Как это ни печально, но на первый взгляд рецензируемая книга кажется сочинением именно такого сорта. Прежде всего на иронический лад настраивает не отличающаяся скромностью аннотация, где говорится, что автору “удалось разгадать многие загадки романа („Евгений Онегин”. — А. Б. ) и его творческой истории, объяснить „темные” места и развеять некоторые укоренившиеся предрассудки и предубеждения в интерпретации романа в целом и структуры образов его героев”, а также “впервые через 160 лет <...> восстановить подлинное — отвечающее общим языковым нормам эпохи и нормам пушкинской поэтической речи — значение многих ключевых слов романа, и прежде всего слов онегинской сферы”. Подобно тому как театр начинается с вешалки, любое добросовестное исследование должно начинаться с точности научного аппарата; но, согласитесь, когда, даже бегло листая книгу, натыкаешься на “М. Вознесенского” вместо “М. Воскресенского”, “А. Висковатова” вместо “П. Висковатова”, “Р. О. Тименчика” вместо “Р. Д. Тименчика”, “П. Р. Зиборова” вместо “П. Р. Заборова”, когда на стр. 68 читаешь: “А. Н. Майков, „Две судьбы”, 1843—1844”, а на стр. 73: “А. Н. Майков, „Две судьбы”, 1845”, когда видишь, что в указателе имен рядом стоят “Никитенко А., цензор” и “Никитенко А. В.”, здесь же присутствуют “Хлопуша, вор” и “Белый А. Н.”1, а Беггров и Гельти оставлены вовсе без инициалов, — это не добавляет сочувствия к ней.
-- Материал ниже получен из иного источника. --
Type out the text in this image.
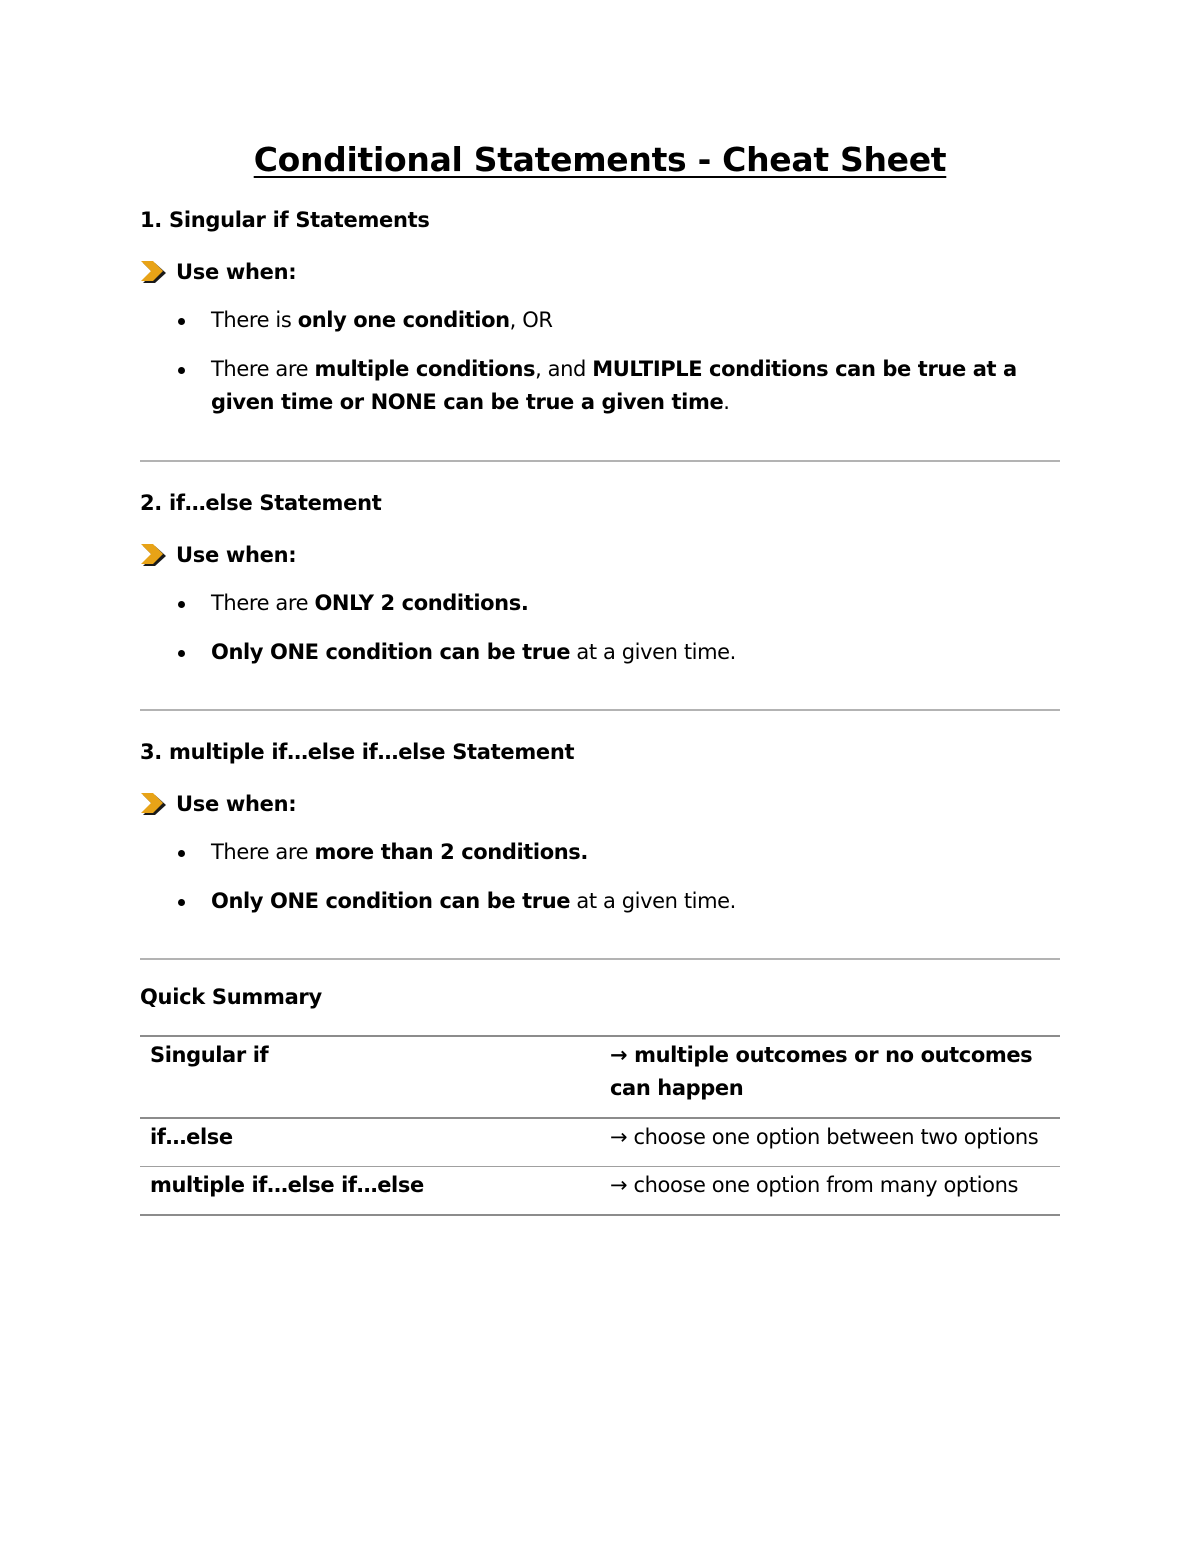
Conditional Statements - Cheat Sheet
1. Singular if Statements
Use when:
There is only one condition, OR
There are multiple conditions, and MULTIPLE conditions can be true at a given time or NONE can be true a given time.
2. if…else Statement
Use when:
There are ONLY 2 conditions.
Only ONE condition can be true at a given time.
3. multiple if…else if…else Statement
Use when:
There are more than 2 conditions.
Only ONE condition can be true at a given time.
Quick Summary
Singular if	→ multiple outcomes or no outcomes can happen
if…else	→ choose one option between two options
multiple if…else if…else	→ choose one option from many options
Примеры же подобных ошибок можно многократно умножить. Впрочем, удивительную библиографическую пестроту, фактические неточности и некоторую темноту и вялость слога можно списать на то, что редактора у этой книги не было (по крайней мере в выходных данных он не значится), а корректор ее явно не перетрудился.
Словом, на эту книгу легко и непринужденно можно было бы сочинить внешне справедливую отрицательную рецензию. Достаточно было бы просто проявить чуть более дотошности и принципиальности, закрыть глаза на ее очевидные достоинства, подчеркнуть скрытые недостатки, умолчать о богатстве привлекаемого к изучению материала — и едва ли у кого-нибудь возник повод для упрека рецензенту в предвзятости.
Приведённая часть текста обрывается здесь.